When adding a foreign key constraint in PostgreSQL, always add a corresponding index.
Bad:
```sql
ALTER TABLE orders
ADD CONSTRAINT fk_orders_user_id
FOREIGN KEY (user_id) REFERENCES users(id);
```
Good:
```sql
ALTER TABLE orders
ADD CONSTRAINT fk_orders_user_id
FOREIGN KEY (user_id) REFERENCES users(id);
CREATE INDEX CONCURRENTLY idx_orders_user_id ON orders (user_id);
```
Ensure table column consistency
Ensuring tables all have similar schemas makes it easier for engineers to jump in and contribute to your code.
All CREATE TABLE statements must include `id`, `created_at`, and `updated_at` columns.
Bad:
```sql
CREATE TABLE users (
email VARCHAR(255) NOT NULL UNIQUE,
name VARCHAR(100) NOT NULL
);
```
Good:
```sql
CREATE TABLE users (
id SERIAL PRIMARY KEY,
email VARCHAR(255) NOT NULL UNIQUE,
name VARCHAR(100) NOT NULL,
created_at TIMESTAMP WITH TIME ZONE DEFAULT NOW() NOT NULL,
updated_at TIMESTAMP WITH TIME ZONE DEFAULT NOW() NOT NULL
);
```
Ensure indexes are not already covered
A composite index like email_username_idx
covers both email
and email, username
query patterns. It ensures that an index is not made for email
.
This rule is specific to SQLAlchemy but you can ask an LLM to adapt it to your favorite ORM. wispbit lets you adapt rules when you add them.
Ensure that individual column indexes in SQLAlchemy are not covered by existing composite indexes.
Bad:
```python
class User(Base):
__tablename__ = "users"
__table_args__ = (
Index("email_username_idx", "email", "username"),
)
id: Mapped[int] = mapped_column(primary_key=True)
email: Mapped[str] = mapped_column(String(255), index=True) # covered by email_username_idx
username: Mapped[str] = mapped_column(String(100))
status: Mapped[str] = mapped_column(String(20))
```
Good:
```python
class User(Base):
__tablename__ = "users"
# Only composite index needed - covers both email and email+username queries
__table_args__ = (
Index("email_username_idx", "email", "username"),
)
id: Mapped[int] = mapped_column(primary_key=True)
email: Mapped[str] = mapped_column(String(255))
username: Mapped[str] = mapped_column(String(100))
status: Mapped[str] = mapped_column(String(20))
```
Ensure queries are covered by indexes
If you write a query, it should be covered by an index. This rule makes sure that each query has a corresponding index.
Again, this is written in SQLAlchemy but you can ask an LLM to adapt it to your ORM or the wispbit interface.
Ensure that SQLAlchemy query patterns are covered by appropriate database indexes.
Bad:
```python
# queries.py
def get_user_by_email(session: Session, email: str):
# Will perform full table scan - no index on email
return session.scalar(select(User).where(User.email == email))
# models.py
class User(Base):
__tablename__ = 'users'
id: Mapped[int] = mapped_column(primary_key=True)
email: Mapped[str] = mapped_column(String(255)) # No index
status: Mapped[str] = mapped_column(String(50))
created_at: Mapped[datetime] = mapped_column(DateTime)
```
Good:
```python
# queries.py
def get_user_by_email(session: Session, email: str):
# Is covered by an index
return session.scalar(select(User).where(User.email == email))
# models.py
class User(Base):
__tablename__ = 'users'
id: Mapped[int] = mapped_column(primary_key=True)
email: Mapped[str] = mapped_column(String(255), index=True)
status: Mapped[str] = mapped_column(String(50))
created_at: Mapped[datetime] = mapped_column(DateTime)
```
You can find more rules on the wispbit rules page.

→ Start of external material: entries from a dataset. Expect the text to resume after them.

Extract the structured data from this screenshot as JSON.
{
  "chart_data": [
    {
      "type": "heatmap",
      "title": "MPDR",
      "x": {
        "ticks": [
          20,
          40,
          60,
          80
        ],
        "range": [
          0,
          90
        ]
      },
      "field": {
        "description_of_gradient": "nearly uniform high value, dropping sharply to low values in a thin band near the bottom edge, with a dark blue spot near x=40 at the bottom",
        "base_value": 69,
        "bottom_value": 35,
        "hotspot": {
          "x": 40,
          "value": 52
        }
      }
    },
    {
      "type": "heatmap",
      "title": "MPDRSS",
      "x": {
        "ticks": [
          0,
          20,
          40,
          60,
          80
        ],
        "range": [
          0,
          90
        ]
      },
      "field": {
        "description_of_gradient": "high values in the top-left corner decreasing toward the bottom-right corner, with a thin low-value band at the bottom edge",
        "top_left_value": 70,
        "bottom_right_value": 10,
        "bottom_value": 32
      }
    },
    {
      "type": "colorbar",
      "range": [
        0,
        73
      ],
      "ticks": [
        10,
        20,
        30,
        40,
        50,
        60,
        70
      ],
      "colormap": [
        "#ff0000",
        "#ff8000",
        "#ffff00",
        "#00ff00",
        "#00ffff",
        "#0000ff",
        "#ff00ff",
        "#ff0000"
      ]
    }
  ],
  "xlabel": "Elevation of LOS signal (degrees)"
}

Coming up with your own rules
Think of the last time you:
- Had downtime as a result of a code change
- Commented on a pull request
Turn that into a rule your team can agree on.
Postgres is incredibly versatile and un-opinionated. That’s what makes it so great. But when you start bringing other engineers into the mix - enforcing a set of standards becomes mandatory.